The government announced plans to release the funding last year as it looks for ways other than fixed broadband services in order to ensure remote regions in hard-to-reach areas can access high-speed broadband services.
The Department for Culture, Media and Sport (DCMS) revealed that a variety of different technologies and funding models have received funding, with satellite and mobile services key among the technologies that will be trialled.
Wireless services will be tested by three firms: AB Internet, Airwave and Quickline. The firms received funding of £847,650, £1.564m, £2m, respectively, and will carry outwork in Wales, North Yorkshire and North Lincolnshire.

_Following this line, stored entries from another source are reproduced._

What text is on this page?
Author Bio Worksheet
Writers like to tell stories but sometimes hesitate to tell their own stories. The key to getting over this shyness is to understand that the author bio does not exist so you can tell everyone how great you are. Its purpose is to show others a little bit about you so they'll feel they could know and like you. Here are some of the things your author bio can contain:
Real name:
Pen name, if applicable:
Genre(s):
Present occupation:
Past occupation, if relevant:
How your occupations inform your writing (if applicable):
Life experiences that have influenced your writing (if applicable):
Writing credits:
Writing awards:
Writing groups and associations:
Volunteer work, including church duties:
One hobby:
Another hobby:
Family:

Meanwhile satellite will be tested in Northern Ireland and Scotland by Avanti, which will get £885,640 in funding, while a firm called Satellite Internet, who will receive £175,125, is to run trials in Devon and Somerset.
The other technology trial will be run by a firm called Call Flow in Hampshire, backed by £1.2m in funding. It will test a mix of fibre and fixed wireless technologies, as the DCMS explained.
“[The trial will test] a range of innovative ‘hybrid’ engineering techniques and solutions to achieve NGA [next-generation access] delivery, such as: sub loop unbundling of cabinets, building a significant fibre network that connects as many of the deployed ‘SLU node areas’ together as possible, NGA delivery using fixed wireless access and fibre to the premises.”
Culture secretary Sajid Javid said the trials were a key part of the government’s intention to bring broadband to as many people in the UK as possible.
“Our nationwide rollout is progressing at a terrific rate and each week superfast speeds are becoming a reality for tens of thousands of homes and businesses in rural areas across the UK,” he said.
“We know how important this has become, which is why we are investing £10m in these pilots to explore how we can extend coverage beyond the 95 percent of the UK we are on track to deliver by 2017.”
The trials are backed by the Independent Networks Co-operative Association (INCA), with chief executive Malcolm Corbett claiming they would be vital in the ongoing improvements of the UK’s digital infrastructure.
“This is a very useful initiative and we are keen to help local authorities and INCA members learn from the trials,” he said. “There is a huge amount of experience, professionalism and entrepreneurial enthusiasm in the independent sector that can play a big role in creating Britain’s future digital infrastructure.”